# PNW/Olympic Pen. Packrafting?



## Cookie (Mar 5, 2011)

Hey folks,

I'm spending the next couple months in the Seattle/Bremerton area and would love to do some packrafting trips (or multi-day trips- I have a 12' oar rig as well,) or any paddling for that matter! I'm comfortable in class III+/IV- and have a drysuit. I'd love to do some long traverses in the Olympics to the Elwha or the Hoh and float to the ocean.

Looking for partners and/or beta!

PM me here. Thanks!


----------



## jakebrown98 (Mar 4, 2008)

Grand Canyon Elwha is serious wilderness whitewater. There is class V and an un-un. I am far from the expert, but my understanding is that is about it as far as overnighters on the O.P. You might contrive an overnight on something like the Hoh. There are a few other easy floats on the west side if memory serves. These could be great for a solo packrafter if you can't find buddies to paddle with.

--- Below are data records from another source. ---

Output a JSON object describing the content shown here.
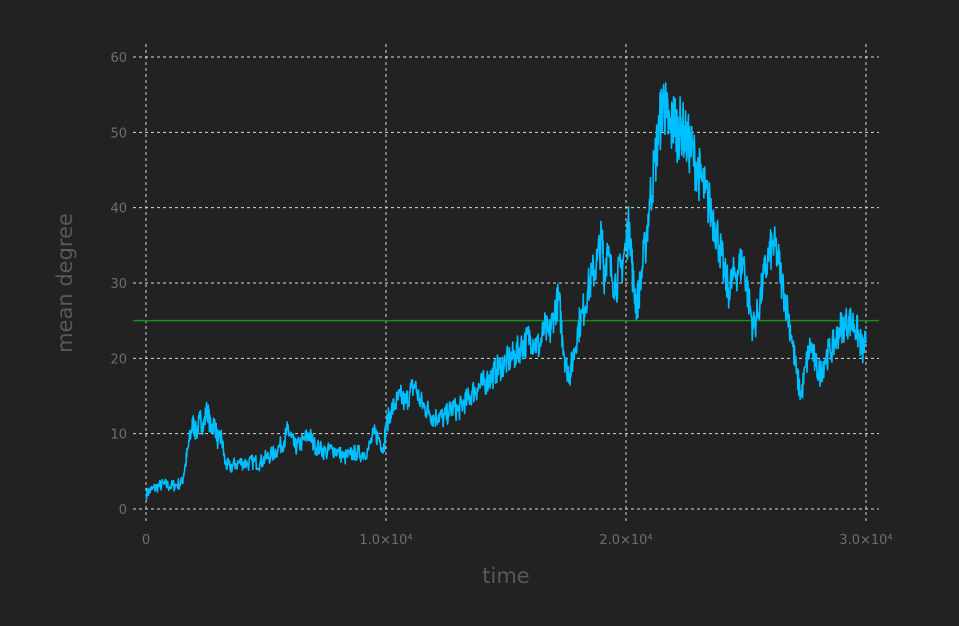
{
  "chart_data": {
    "type": "line",
    "title": "",
    "xlabel": "time",
    "ylabel": "mean degree",
    "xlim": [
      0,
      30000
    ],
    "ylim": [
      0,
      60
    ],
    "grid": true,
    "x_ticks": [
      {
        "value": 0,
        "label": "0"
      },
      {
        "value": 10000,
        "label": "1.0×10⁴"
      },
      {
        "value": 20000,
        "label": "2.0×10⁴"
      },
      {
        "value": 30000,
        "label": "3.0×10⁴"
      }
    ],
    "y_ticks": [
      {
        "value": 0,
        "label": "0"
      },
      {
        "value": 10,
        "label": "10"
      },
      {
        "value": 20,
        "label": "20"
      },
      {
        "value": 30,
        "label": "30"
      },
      {
        "value": 40,
        "label": "40"
      },
      {
        "value": 50,
        "label": "50"
      },
      {
        "value": 60,
        "label": "60"
      }
    ],
    "series": [
      {
        "color": "#00bfff",
        "points": [
          [
            0,
            2
          ],
          [
            250,
            2.6
          ],
          [
            500,
            3
          ],
          [
            750,
            3.3
          ],
          [
            1000,
            3
          ],
          [
            1250,
            3.2
          ],
          [
            1500,
            3.5
          ],
          [
            1650,
            6
          ],
          [
            1800,
            9
          ],
          [
            1950,
            11.5
          ],
          [
            2100,
            10
          ],
          [
            2250,
            12
          ],
          [
            2400,
            11
          ],
          [
            2550,
            13.5
          ],
          [
            2700,
            10.5
          ],
          [
            2850,
            11.5
          ],
          [
            3000,
            9
          ],
          [
            3150,
            9.5
          ],
          [
            3300,
            6
          ],
          [
            3500,
            5.5
          ],
          [
            3750,
            6
          ],
          [
            4000,
            6.2
          ],
          [
            4250,
            6
          ],
          [
            4500,
            6.3
          ],
          [
            4750,
            6.1
          ],
          [
            5000,
            6.8
          ],
          [
            5250,
            7.2
          ],
          [
            5500,
            8
          ],
          [
            5750,
            9
          ],
          [
            5900,
            10.5
          ],
          [
            6050,
            9.5
          ],
          [
            6200,
            8.2
          ],
          [
            6400,
            8.5
          ],
          [
            6600,
            9.2
          ],
          [
            6800,
            10
          ],
          [
            7000,
            8.5
          ],
          [
            7250,
            8
          ],
          [
            7500,
            7.5
          ],
          [
            7750,
            8
          ],
          [
            8000,
            7.6
          ],
          [
            8250,
            6.8
          ],
          [
            8500,
            7.2
          ],
          [
            8750,
            7.5
          ],
          [
            9000,
            7.3
          ],
          [
            9250,
            7.8
          ],
          [
            9500,
            10
          ],
          [
            9700,
            9.5
          ],
          [
            9900,
            8
          ],
          [
            10000,
            11
          ],
          [
            10200,
            13
          ],
          [
            10400,
            14
          ],
          [
            10600,
            15
          ],
          [
            10800,
            14
          ],
          [
            11000,
            15.5
          ],
          [
            11200,
            16.5
          ],
          [
            11400,
            14.5
          ],
          [
            11600,
            13.5
          ],
          [
            11800,
            13
          ],
          [
            12000,
            12
          ],
          [
            12200,
            12.5
          ],
          [
            12400,
            12
          ],
          [
            12600,
            12.8
          ],
          [
            12800,
            13.5
          ],
          [
            13000,
            13
          ],
          [
            13200,
            14
          ],
          [
            13400,
            14.5
          ],
          [
            13600,
            15.5
          ],
          [
            13800,
            16
          ],
          [
            14000,
            16.5
          ],
          [
            14200,
            17
          ],
          [
            14400,
            17.5
          ],
          [
            14600,
            18.5
          ],
          [
            14800,
            19
          ],
          [
            15000,
            19.5
          ],
          [
            15200,
            20
          ],
          [
            15400,
            20.5
          ],
          [
            15600,
            21.5
          ],
          [
            15800,
            22
          ],
          [
            16000,
            23
          ],
          [
            16200,
            22
          ],
          [
            16400,
            21.5
          ],
          [
            16600,
            24
          ],
          [
            16800,
            23
          ],
          [
            17000,
            26
          ],
          [
            17200,
            28
          ],
          [
            17350,
            23
          ],
          [
            17500,
            19
          ],
          [
            17650,
            18
          ],
          [
            17800,
            20
          ],
          [
            18000,
            24
          ],
          [
            18200,
            26
          ],
          [
            18400,
            29
          ],
          [
            18600,
            31
          ],
          [
            18800,
            33
          ],
          [
            19000,
            36
          ],
          [
            19100,
            31
          ],
          [
            19200,
            34
          ],
          [
            19400,
            31
          ],
          [
            19600,
            30
          ],
          [
            19800,
            32
          ],
          [
            20000,
            35
          ],
          [
            20150,
            38
          ],
          [
            20300,
            30
          ],
          [
            20450,
            27
          ],
          [
            20600,
            30
          ],
          [
            20800,
            35
          ],
          [
            21000,
            41
          ],
          [
            21200,
            46
          ],
          [
            21400,
            51
          ],
          [
            21550,
            54.5
          ],
          [
            21700,
            52
          ],
          [
            21850,
            50
          ],
          [
            22000,
            52
          ],
          [
            22150,
            50
          ],
          [
            22300,
            51
          ],
          [
            22500,
            49
          ],
          [
            22700,
            48
          ],
          [
            22900,
            46
          ],
          [
            23100,
            44
          ],
          [
            23300,
            42
          ],
          [
            23500,
            40
          ],
          [
            23700,
            38
          ],
          [
            23900,
            35
          ],
          [
            24100,
            31
          ],
          [
            24300,
            29
          ],
          [
            24500,
            31
          ],
          [
            24700,
            32
          ],
          [
            24900,
            33
          ],
          [
            25100,
            28
          ],
          [
            25300,
            24
          ],
          [
            25500,
            26
          ],
          [
            25700,
            30
          ],
          [
            25900,
            33
          ],
          [
            26100,
            35
          ],
          [
            26300,
            34
          ],
          [
            26500,
            30
          ],
          [
            26700,
            27
          ],
          [
            26900,
            23
          ],
          [
            27100,
            18
          ],
          [
            27300,
            15
          ],
          [
            27500,
            19
          ],
          [
            27700,
            22
          ],
          [
            27900,
            19
          ],
          [
            28100,
            18
          ],
          [
            28300,
            20
          ],
          [
            28500,
            21
          ],
          [
            28700,
            22
          ],
          [
            28900,
            24
          ],
          [
            29100,
            24.5
          ],
          [
            29300,
            25
          ],
          [
            29500,
            24.5
          ],
          [
            29700,
            23
          ],
          [
            29850,
            21
          ],
          [
            30000,
            22
          ]
        ]
      }
    ],
    "hline": {
      "value": 25,
      "color": "#1a8c1a"
    }
  }
}
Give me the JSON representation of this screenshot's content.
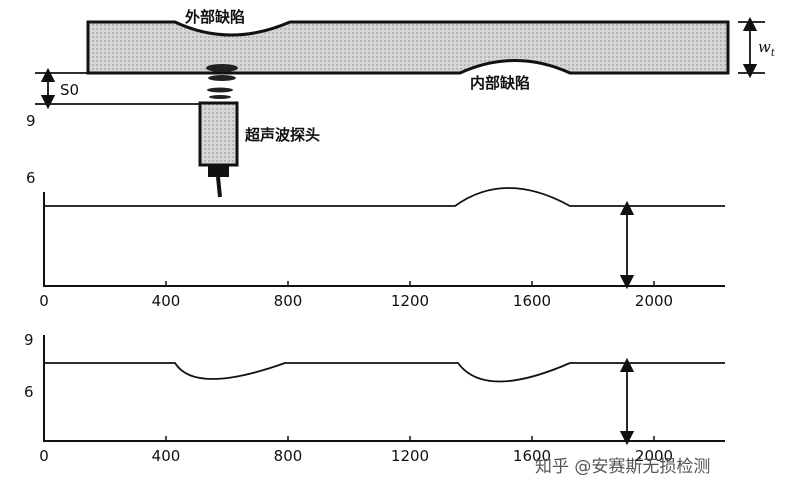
{
  "wall": {
    "outer_defect": "外部缺陷",
    "inner_defect": "内部缺陷",
    "probe": "超声波探头",
    "offset": "S0",
    "thickness": "w",
    "thickness_sub": "t",
    "side_label": "9"
  },
  "upper_plot": {
    "y_label": "6",
    "x_ticks": [
      "0",
      "400",
      "800",
      "1200",
      "1600",
      "2000"
    ]
  },
  "lower_plot": {
    "y_labels": [
      "9",
      "6"
    ],
    "x_ticks": [
      "0",
      "400",
      "800",
      "1200",
      "1600",
      "2000"
    ]
  },
  "watermark": "知乎 @安赛斯无损检测"
}
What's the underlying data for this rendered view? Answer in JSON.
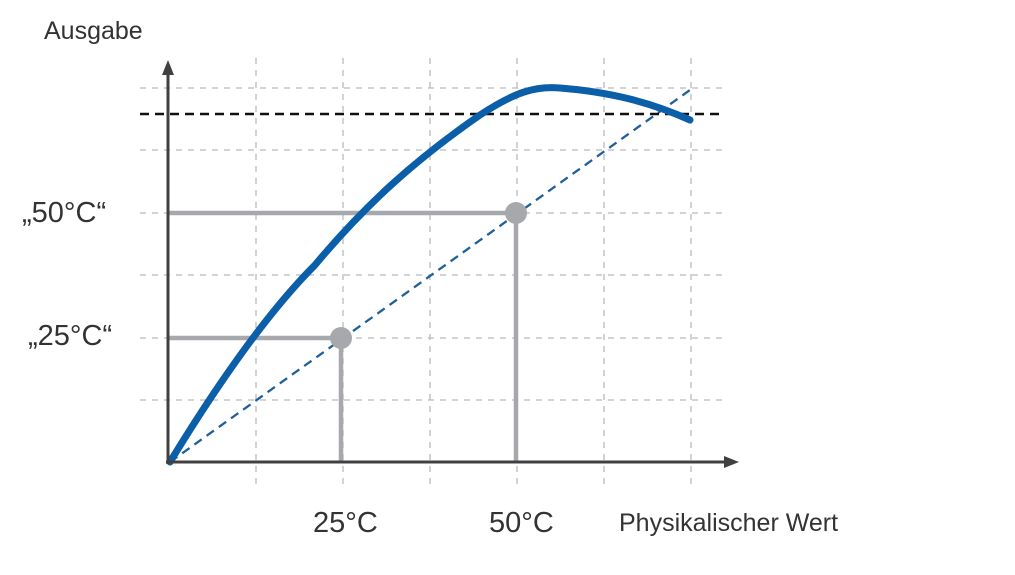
{
  "diagram": {
    "y_axis_title": "Ausgabe",
    "x_axis_title": "Physikalischer  Wert",
    "y_tick_labels": [
      "„50°C“",
      "„25°C“"
    ],
    "x_tick_labels": [
      "25°C",
      "50°C"
    ],
    "colors": {
      "measured_curve": "#0b5ea8",
      "ideal_line": "#1f5f9a",
      "limit_line": "#111111",
      "guide_lines": "#a6a8ab",
      "grid": "#b9b9b9",
      "axes": "#404040"
    },
    "elements": [
      "measured-characteristic-curve",
      "ideal-linear-characteristic",
      "saturation-limit-line",
      "reference-point-25",
      "reference-point-50"
    ]
  }
}
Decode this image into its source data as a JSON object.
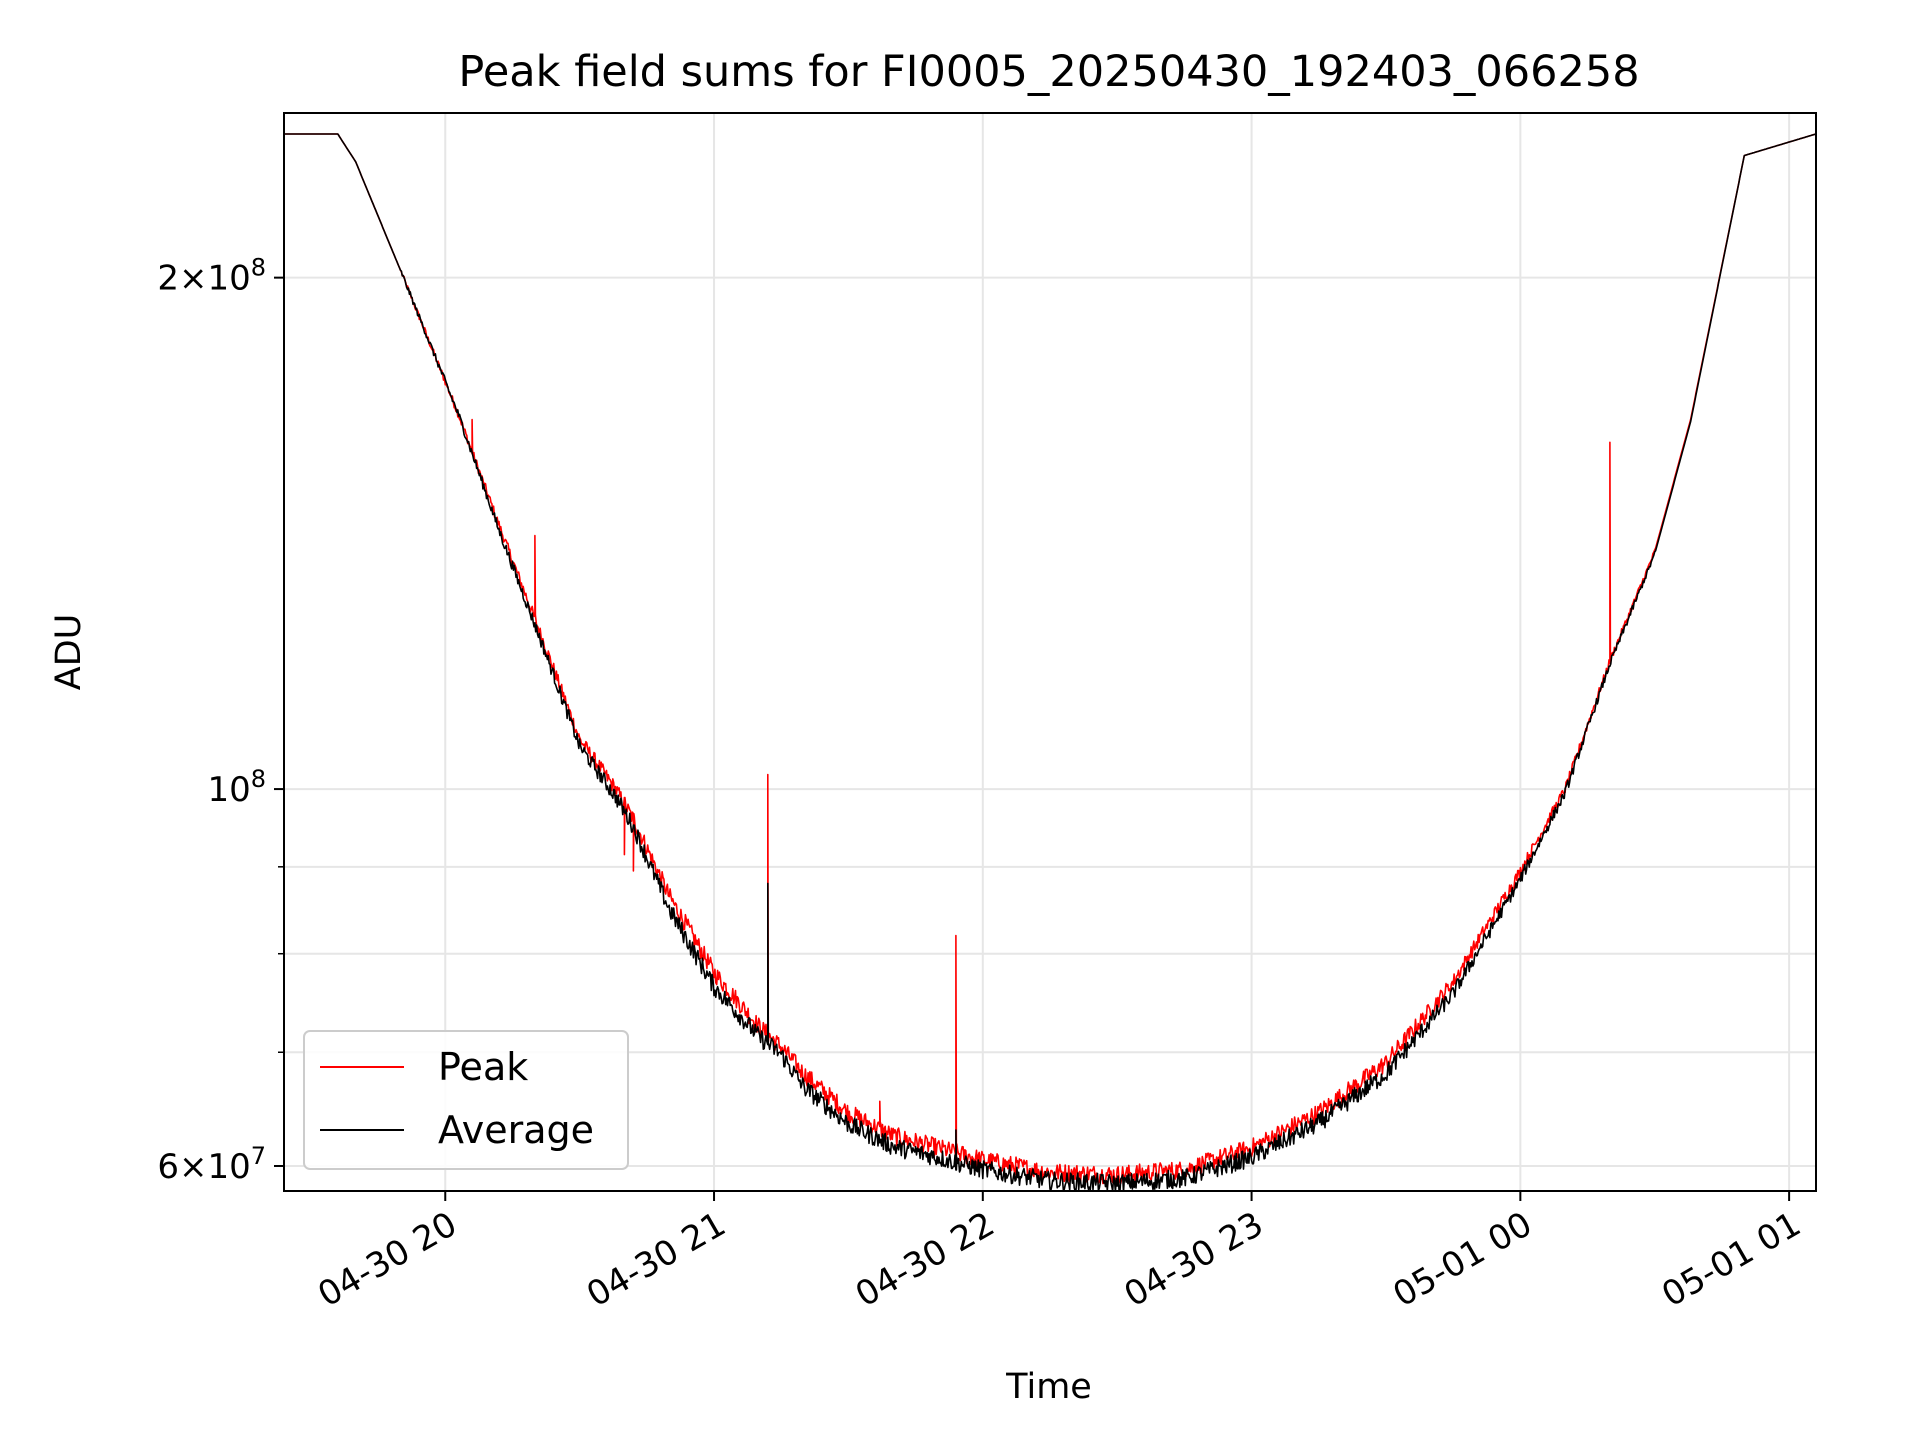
{
  "chart_data": {
    "type": "line",
    "title": "Peak field sums for FI0005_20250430_192403_066258",
    "xlabel": "Time",
    "ylabel": "ADU",
    "x_axis_type": "datetime",
    "y_scale": "log",
    "xlim": [
      "2025-04-30 19:24",
      "2025-05-01 01:06"
    ],
    "ylim": [
      58000000,
      250000000
    ],
    "grid": true,
    "legend_position": "lower-left",
    "x_ticks": [
      {
        "time": "2025-04-30 20:00",
        "label": "04-30 20"
      },
      {
        "time": "2025-04-30 21:00",
        "label": "04-30 21"
      },
      {
        "time": "2025-04-30 22:00",
        "label": "04-30 22"
      },
      {
        "time": "2025-04-30 23:00",
        "label": "04-30 23"
      },
      {
        "time": "2025-05-01 00:00",
        "label": "05-01 00"
      },
      {
        "time": "2025-05-01 01:00",
        "label": "05-01 01"
      }
    ],
    "y_major_ticks": [
      {
        "value": 60000000,
        "mantissa": "6",
        "exponent": "7"
      },
      {
        "value": 100000000,
        "mantissa": "",
        "exponent": "8"
      },
      {
        "value": 200000000,
        "mantissa": "2",
        "exponent": "8"
      }
    ],
    "y_minor_ticks": [
      70000000,
      80000000,
      90000000
    ],
    "times_sample_points": [
      "2025-04-30 19:24",
      "2025-04-30 19:36",
      "2025-04-30 19:40",
      "2025-04-30 19:50",
      "2025-04-30 20:03",
      "2025-04-30 20:12",
      "2025-04-30 20:22",
      "2025-04-30 20:30",
      "2025-04-30 20:38",
      "2025-04-30 20:42",
      "2025-04-30 20:50",
      "2025-04-30 21:00",
      "2025-04-30 21:10",
      "2025-04-30 21:15",
      "2025-04-30 21:20",
      "2025-04-30 21:30",
      "2025-04-30 21:40",
      "2025-04-30 21:50",
      "2025-04-30 22:00",
      "2025-04-30 22:15",
      "2025-04-30 22:30",
      "2025-04-30 22:45",
      "2025-04-30 23:00",
      "2025-04-30 23:15",
      "2025-04-30 23:30",
      "2025-04-30 23:45",
      "2025-05-01 00:00",
      "2025-05-01 00:10",
      "2025-05-01 00:20",
      "2025-05-01 00:30",
      "2025-05-01 00:38",
      "2025-05-01 00:50",
      "2025-05-01 01:06"
    ],
    "series": [
      {
        "name": "Peak",
        "color": "#ff0000",
        "values": [
          243000000,
          243000000,
          234000000,
          202000000,
          166000000,
          143000000,
          122000000,
          107000000,
          100000000,
          96000000,
          86500000,
          78000000,
          72500000,
          70500000,
          68000000,
          64500000,
          62500000,
          61500000,
          60500000,
          59500000,
          59300000,
          59700000,
          61500000,
          64500000,
          69000000,
          77000000,
          89500000,
          100000000,
          119000000,
          138000000,
          165000000,
          236000000,
          243000000
        ],
        "spikes": [
          {
            "time": "2025-04-30 20:06",
            "value": 165000000
          },
          {
            "time": "2025-04-30 20:20",
            "value": 141000000
          },
          {
            "time": "2025-04-30 20:40",
            "value": 91500000
          },
          {
            "time": "2025-04-30 20:42",
            "value": 89500000
          },
          {
            "time": "2025-04-30 21:12",
            "value": 102000000
          },
          {
            "time": "2025-04-30 21:37",
            "value": 65500000
          },
          {
            "time": "2025-04-30 21:54",
            "value": 82000000
          },
          {
            "time": "2025-05-01 00:20",
            "value": 160000000
          }
        ]
      },
      {
        "name": "Average",
        "color": "#000000",
        "values": [
          243000000,
          243000000,
          234000000,
          202000000,
          166000000,
          142000000,
          121000000,
          106000000,
          99000000,
          95000000,
          85000000,
          76500000,
          71500000,
          69800000,
          66800000,
          63500000,
          61600000,
          60700000,
          59700000,
          58800000,
          58600000,
          59000000,
          60700000,
          63600000,
          68000000,
          75800000,
          88500000,
          99500000,
          118500000,
          137500000,
          164500000,
          236000000,
          243000000
        ],
        "spikes": [
          {
            "time": "2025-04-30 21:12",
            "value": 88000000
          },
          {
            "time": "2025-04-30 21:54",
            "value": 63000000
          }
        ]
      }
    ]
  }
}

Washington in general is pretty lacking in the overnight river trip department to my knowledge. You should consider looking east for boating too, into the Cascade foothills. The Bennet guide is a great resource.


----------



## DanOrion (Jun 8, 2004)

Packrafting the Hoh (and the river south of it, can't remember the name) would be amazing overnights. Probably only one or two nights to float all the way to the ocean. Bizarre root-ball death strainers abound, but you know what you're doing.

Also...Forks has a good shop for last minute non-paddling related supplies. Worth knowing, because that's about it out there.


----------